Mezopotamya’da Tahıl Tarımı ve Ekmeklik Tahıllar
Mezopotamya, verimli arazileri sayesinde tarımın ilk geliştiği coğrafyalardan biridir. MÖ 8. binyıldan itibaren bu bölgede yabani tahıllar evcilleştirilmiş; özellikle einkorn (siyez) ve emmer (kaplıca) buğdayı ile arpa temel ürünler haline gelmiştir. Zamanla arpa, Mezopotamya’da en yaygın ekilen tahıl olmuş ve MÖ 3. binyılda halkın temel besin kaynağı haline gelmiştir. Arpanın bu denli önem kazanmasının bir nedeni, insan besini olmasının yanı sıra hayvan yemi olarak da kullanılabilmesidir. Böylece arpa etrafında bir ekonomi oluşmuş, hatta arpa toplumsal ve sembolik bir değere bürünmüştür. Nitekim MÖ 2900-1600 arasında Mezopotamya’da arpa, “kilit öneme sahip sembolik bir bitki” konumundaydı.Buğday ise Mezopotamya’da arpadan sonra gelen önemli bir tahıldı. İlk dönemlerde dayanıklı yerel buğday türleri (siyez ve kaplıca) kullanılırken zamanla diğer buğday çeşitleri de tarıma dahil oldu. Bununla birlikte, Babil ve Asur gibi Mezopotamya uygarlıklarında arpa, buğdayın önünde geliyordu; çünkü tuza dayanıklı olduğundan sulama yapılan topraklarda daha verimli ürün sağlıyordu. Bu nedenle buğday genellikle daha nadir veya lüks tüketim için kullanıldı. Örneğin, bazı kaynaklar buğdayın daha çok bira ve özel yiyecekler için ayrıldığını, düz halk ekmeğinin çoğunlukla arpadan yapıldığını belirtir. Pirinç ve mısır gibi tahıllar ise bu coğrafyada henüz bilinmiyordu; darı (millet) sınırlı ölçüde ekilse de ekmek yapımındaki başlıca tahıl arpa olarak kalmıştır.
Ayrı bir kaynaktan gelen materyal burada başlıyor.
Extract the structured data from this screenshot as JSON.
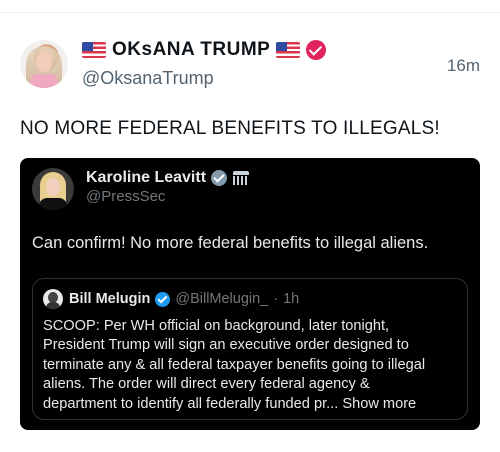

Toplanan tahıllar uzun süre saklanmak üzere ambarlarda depolanırdı. Özellikle arpa ve buğday hasadı sonrası büyük silolarda stoklanarak yıl boyu ekmek ve bira yapımında kullanıldı. Mezopotamya’da tahıl, aynı zamanda ekonomik bir ölçü birimiydi: Arpa taneleri ücret ve fiyat birimi olarak kullanılıyor, küçük ağırlık birimleri bile bir arpa tanesine eşdeğer kabul ediliyordu. Kısaca, Mezopotamya’da buğday ve arpa tarımı gelişmiş, ekmeklik tahıllar bol üretildiği için geniş halk kitlelerinin beslenme temelini oluşturmuştur.
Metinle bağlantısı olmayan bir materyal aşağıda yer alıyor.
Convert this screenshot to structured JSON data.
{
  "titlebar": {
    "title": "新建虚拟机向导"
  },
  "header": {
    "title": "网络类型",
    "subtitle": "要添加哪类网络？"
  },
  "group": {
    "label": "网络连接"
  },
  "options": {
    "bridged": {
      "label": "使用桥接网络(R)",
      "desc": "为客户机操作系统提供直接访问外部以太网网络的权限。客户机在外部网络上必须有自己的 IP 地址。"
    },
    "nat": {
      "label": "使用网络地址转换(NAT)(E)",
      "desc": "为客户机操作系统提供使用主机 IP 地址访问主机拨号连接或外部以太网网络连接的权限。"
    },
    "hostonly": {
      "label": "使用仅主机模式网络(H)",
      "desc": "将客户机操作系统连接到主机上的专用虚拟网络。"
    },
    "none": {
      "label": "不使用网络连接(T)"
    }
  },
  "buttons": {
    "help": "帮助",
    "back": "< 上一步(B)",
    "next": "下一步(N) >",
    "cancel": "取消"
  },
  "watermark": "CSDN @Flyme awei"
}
İlk Ekmek Yapım Yöntemleri ve Teknikleri
Mezopotamya’da ekmeğin yapılabilmesi için öncelikle tahılın una dönüştürülmesi gerekiyordu. Tahılın öğütülmesi, antik dönemde zahmetli bir işti ve genellikle elde taş değirmenlerle yapılıyordu. Erken dönemlerde “eyer şeklinde” denilen ilkel değirmen taşları kullanılmıştır. Bu yöntemde iri düz bir taş üzerinde tahıl taneleri yayılır ve üstünde ileri-geri hareket ettirilen başka bir taşla ezilerek un elde edilirdi. Bu öğütme işlemi tam olarak pürüzsüz un vermez; unun içine ufak kaya parçacıkları da karışırdı. Nitekim arkeolojik bulgular, Mezopotamya insanlarının yıllar boyunca taştan öğütülmüş ekmek tükettikleri için dişlerinde aşınma oluştuğunu göstermiştir. Öğütülen un, su ile karıştırılıp yoğrularak hamur haline getirilirdi. Hamura bazen tuz katılır, kimi zaman da lezzet vermek için süt, meyve şırası, bal gibi malzemeler eklenirdi.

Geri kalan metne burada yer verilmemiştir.